Because there can never be enough Zombie games

Nigger, please.

Shit, you guys are fast. Let’s try this again: Humor is a good thing, and if you make jokes about anorexia taboo, you’re also going to have to make jokes about a huge range of topics taboo, and that’s probably a bad thing. So I was overstating my point.

But I think this particular joke isn’t a particularly good one, and I personally would have had a more positive reaction to the preview page if they’d taken a pass on it, or compromised by listing something like “salad” or “celery.”

Their social outcast is named Carrie, for fucks sake. I don’t think they’re singling out airheads here.

Yes, all the characters are major, major cliches. It’s intentional. Zack is a complete nerd (buck teeth and all), Andy is a dimwitted stoner (on the record, he’s a skater, but jeez, he’s so obviously a stoner), Carrie is a depressed goth outcast, and Jennifer is a retarded cheerleader. The food thing is a little stupid, I admit. Blame the marketing department at our publisher though – they came up with it. The Zack quote, on the other hand, is real – it’s actually a line in the game, and (in context) one of the funnier ones.

I’ll pass on the note that the story page is busted. We’ve been fairly miffed at the way the marketing department sometimes butchers things. Our HD trailer, for example, was painstakingly compressed by Jeremy so that it would lose almost no quality. So what does marketing do? Compress it again. Yes, compress an already compressed HD movie. Way to go, marketing. Same with the “screenshots.” I say it in quotes because they’re really just screencaps from the trailer, instead of the hi-res ones we provided. Not to mention you can’t even click to enlarge them.

Scry, feed your marketing department to your zombie models.

You DO have zombie models to base the game on, right?
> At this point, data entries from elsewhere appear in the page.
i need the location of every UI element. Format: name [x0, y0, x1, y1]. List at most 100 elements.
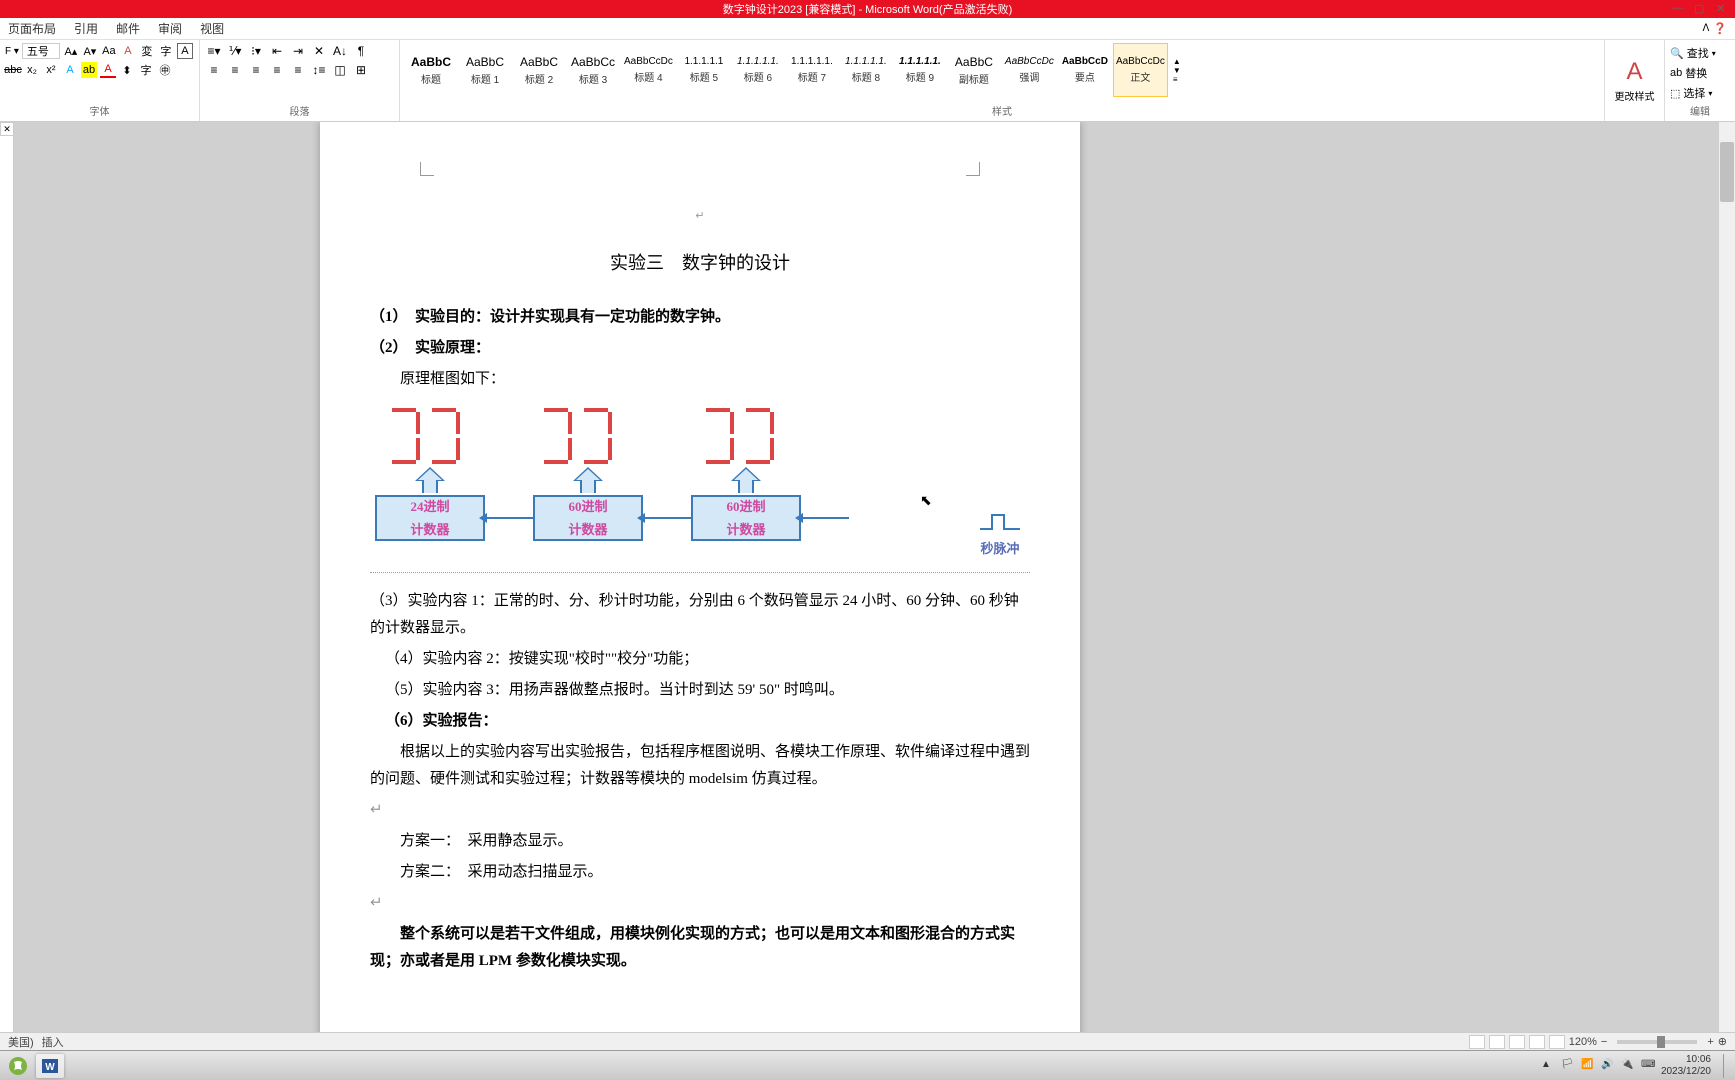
font-color-button[interactable]: A — [100, 62, 116, 78]
status-language[interactable]: 美国) — [8, 1034, 34, 1050]
bullets-button[interactable]: ≡▾ — [205, 43, 223, 59]
tray-volume-icon[interactable]: 🔊 — [1601, 1059, 1615, 1073]
zoom-in-button[interactable]: + — [1707, 1036, 1713, 1048]
increase-indent-button[interactable]: ⇥ — [289, 43, 307, 59]
word-taskbar-button[interactable]: W — [36, 1054, 64, 1078]
tray-network-icon[interactable]: 📶 — [1581, 1059, 1595, 1073]
show-desktop-button[interactable] — [1723, 1054, 1731, 1078]
subscript-button[interactable]: x₂ — [24, 62, 40, 78]
zoom-level[interactable]: 120% — [1569, 1036, 1597, 1048]
circle-enclose-button[interactable]: ㊥ — [157, 62, 173, 78]
scrollbar-thumb[interactable] — [1720, 142, 1734, 202]
show-marks-button[interactable]: ¶ — [352, 43, 370, 59]
styles-scroll-down[interactable]: ▼ — [1173, 66, 1181, 75]
superscript-button[interactable]: x² — [43, 62, 59, 78]
menu-layout[interactable]: 页面布局 — [8, 20, 56, 37]
zoom-out-button[interactable]: − — [1601, 1036, 1607, 1048]
char-border-button[interactable]: 字 — [158, 43, 174, 59]
close-button[interactable]: ✕ — [1716, 2, 1730, 16]
style-h6[interactable]: 1.1.1.1.1.标题 6 — [732, 43, 784, 97]
menu-review[interactable]: 审阅 — [158, 20, 182, 37]
menu-bar: 页面布局 引用 邮件 审阅 视图 ᐱ ❓ — [0, 18, 1735, 40]
counter-24: 24进制计数器 — [375, 495, 485, 541]
system-clock[interactable]: 10:06 2023/12/20 — [1661, 1054, 1717, 1078]
style-h9[interactable]: 1.1.1.1.1.标题 9 — [894, 43, 946, 97]
menu-mail[interactable]: 邮件 — [116, 20, 140, 37]
mouse-cursor-icon: ⬉ — [920, 492, 932, 509]
menu-view[interactable]: 视图 — [200, 20, 224, 37]
style-subtitle[interactable]: AaBbC副标题 — [948, 43, 1000, 97]
zoom-slider-thumb[interactable] — [1657, 1036, 1665, 1048]
align-center-button[interactable]: ≡ — [226, 62, 244, 78]
minimize-button[interactable]: — — [1672, 2, 1686, 16]
styles-group: AaBbC标题 AaBbC标题 1 AaBbC标题 2 AaBbCc标题 3 A… — [400, 40, 1605, 121]
style-point[interactable]: AaBbCcD要点 — [1059, 43, 1111, 97]
find-button[interactable]: 🔍查找▾ — [1670, 43, 1730, 63]
zoom-fit-button[interactable]: ⊕ — [1718, 1035, 1727, 1048]
font-family-dropdown[interactable]: F ▾ — [5, 46, 19, 57]
draft-view[interactable] — [1549, 1035, 1565, 1049]
tray-flag-icon[interactable]: 🏳 — [1561, 1059, 1575, 1073]
convert-button[interactable]: ✕ — [310, 43, 328, 59]
tray-icon-1[interactable]: ▲ — [1541, 1059, 1555, 1073]
grow-font-button[interactable]: A▴ — [63, 43, 79, 59]
numbering-button[interactable]: ⅟▾ — [226, 43, 244, 59]
help-icon[interactable]: ❓ — [1713, 22, 1727, 35]
document-title: 实验三 数字钟的设计 — [370, 247, 1030, 279]
tray-ime-icon[interactable]: ⌨ — [1641, 1059, 1655, 1073]
vertical-scrollbar[interactable] — [1719, 122, 1735, 1062]
sort-button[interactable]: A↓ — [331, 43, 349, 59]
style-h5[interactable]: 1.1.1.1.1标题 5 — [678, 43, 730, 97]
style-title[interactable]: AaBbC标题 — [405, 43, 457, 97]
highlight-button[interactable]: ab — [81, 62, 97, 78]
char-scale-button[interactable]: ⬍ — [119, 62, 135, 78]
styles-expand[interactable]: ≡ — [1173, 75, 1181, 84]
arrow-left-icon — [485, 517, 533, 519]
change-styles-button[interactable]: A 更改样式 — [1605, 40, 1665, 121]
align-left-button[interactable]: ≡ — [205, 62, 223, 78]
text-effects-button[interactable]: A — [62, 62, 78, 78]
style-h1[interactable]: AaBbC标题 1 — [459, 43, 511, 97]
style-h4[interactable]: AaBbCcDc标题 4 — [621, 43, 676, 97]
clear-format-button[interactable]: A — [120, 43, 136, 59]
zoom-slider[interactable] — [1617, 1040, 1697, 1044]
document-content: ↵ 实验三 数字钟的设计 （1） 实验目的：设计并实现具有一定功能的数字钟。 （… — [370, 207, 1030, 975]
menu-references[interactable]: 引用 — [74, 20, 98, 37]
style-h7[interactable]: 1.1.1.1.1.标题 7 — [786, 43, 838, 97]
doc-line-4: （3）实验内容 1：正常的时、分、秒计时功能，分别由 6 个数码管显示 24 小… — [370, 588, 1030, 642]
enclose-button[interactable]: 字 — [138, 62, 154, 78]
style-emphasis[interactable]: AaBbCcDc强调 — [1002, 43, 1057, 97]
outline-view[interactable] — [1529, 1035, 1545, 1049]
shading-button[interactable]: ◫ — [331, 62, 349, 78]
font-size-input[interactable] — [22, 43, 60, 59]
start-button[interactable] — [4, 1054, 32, 1078]
ribbon-minimize-icon[interactable]: ᐱ — [1702, 23, 1709, 34]
replace-button[interactable]: ab替换 — [1670, 63, 1730, 83]
multilevel-button[interactable]: ⁝▾ — [247, 43, 265, 59]
select-button[interactable]: ⬚选择▾ — [1670, 83, 1730, 103]
borders-button[interactable]: ⊞ — [352, 62, 370, 78]
justify-button[interactable]: ≡ — [268, 62, 286, 78]
style-normal[interactable]: AaBbCcDc正文 — [1113, 43, 1168, 97]
decrease-indent-button[interactable]: ⇤ — [268, 43, 286, 59]
web-view[interactable] — [1509, 1035, 1525, 1049]
change-case-button[interactable]: Aa — [101, 43, 117, 59]
line-spacing-button[interactable]: ↕≡ — [310, 62, 328, 78]
style-h8[interactable]: 1.1.1.1.1.标题 8 — [840, 43, 892, 97]
panel-close-button[interactable]: ✕ — [0, 122, 14, 136]
style-h3[interactable]: AaBbCc标题 3 — [567, 43, 619, 97]
shrink-font-button[interactable]: A▾ — [82, 43, 98, 59]
strikethrough-button[interactable]: abc — [5, 62, 21, 78]
phonetic-button[interactable]: 変 — [139, 43, 155, 59]
maximize-button[interactable]: ▢ — [1694, 2, 1708, 16]
print-layout-view[interactable] — [1469, 1035, 1485, 1049]
distribute-button[interactable]: ≡ — [289, 62, 307, 78]
document-page[interactable]: ↵ 实验三 数字钟的设计 （1） 实验目的：设计并实现具有一定功能的数字钟。 （… — [320, 122, 1080, 1062]
status-mode[interactable]: 插入 — [42, 1034, 64, 1050]
char-shading-button[interactable]: A — [177, 43, 193, 59]
style-h2[interactable]: AaBbC标题 2 — [513, 43, 565, 97]
styles-scroll-up[interactable]: ▲ — [1173, 57, 1181, 66]
tray-power-icon[interactable]: 🔌 — [1621, 1059, 1635, 1073]
align-right-button[interactable]: ≡ — [247, 62, 265, 78]
reading-view[interactable] — [1489, 1035, 1505, 1049]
I saw this game as an xbox 360 launch title a few years ago. Did they add some more to the gameplay? Before it was like a 3d smash TV

Scry, any chance for an XBox 1 backport?

With Unreal 3? Unlikely.

Ahh, good call. They stopped XBox support in UE2. Sad panda. :(

On the other hand, it’s kind of funny that the two non-arcade games I would now buy an XBox 360 for are both zombie games!
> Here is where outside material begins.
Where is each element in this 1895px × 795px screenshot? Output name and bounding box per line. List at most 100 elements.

Hey, Dead Rising’s not a bad reason at all to pick up a 360 :)

(I assume you’re referring to Dead Rising.)

Yeppers. Those plus the Live Arcade games (Joust, Smash TV, Contra, etc) and the plug-and-play iPod capability wiggles my willy. I figure I’ll be able to afford one next summer; I’m OK with waiting now that I have both Destroy All Humans 2 and Tony Hawk 8 on the original XBox.

Hmm. Sounds familiar. Did they also ask you for clips no longer than 10 seconds, and with no sound or music? Because that happened to us. They also butchered a developer diary into a no-holds-barred advert. It’s to be expected, I guess. The problem was, when they did it, I was pretty naive, thinking that the word “diary” implied honesty.

Looking forward to the game very much, by the way.

What you might have seen was the Reality Engine version, which was more a proof of concept than a full game. I’m also not sure if you’re confusing it with something else, because development didn’t even start on the original MM until about 2 or 3 months before the 360 launch.

But yes, it’s a lot different now. There’s more exploration, and the gameplay is more structured than the previous “throw as many zombies at you as we can” style. There are also some action RPG elements that I think have really added to the game.

Haha, they did that too! The diary thing. In fact, instead of butchering a DD, they just wrote their own and slapped Jeremy’s name on it. It was pretty embarrassing to read.

Hey Scry. I just googled Reality Engine, and it looks to me like you guys own and sublicense that. Is there a story behind the switch to Unreal? Is Reality Engine going away?

Yeah, there’s a couple good stories behind that, but this one covers most of it. What the story doesn’t mention, though, is that after Tim left, Jeremy became president of Artificial Studios and Epic granted AS a free UE3 license. Thus the switch.

To make a long story short, Epic bought Reality, hired its creator, and then shut it down. Ironically, I’m a Reality Engine licensee myself, but ended up working at Artificial. I still own the license, though.

I know nothing about this game, or its beloved predecessor, but looking at the screenshots reminds me of a zombie version of Freedom Force. And that’s a good thing.

Hey! Glad I wasn’t the only one who got a Freedom Force vibe off that trailer…I think the fact that the font looked very similar to FF’s helped a lot. And picking up stuff and throwing it. And the overhead view.

Man, now I wish there was a multiplayer, action-oriented version of Freedom Force.

That would be a great idea for a console version of Freedom Force. :)

Video of this game on the Marketplace, incase it wasn’t already mentioned in this thread.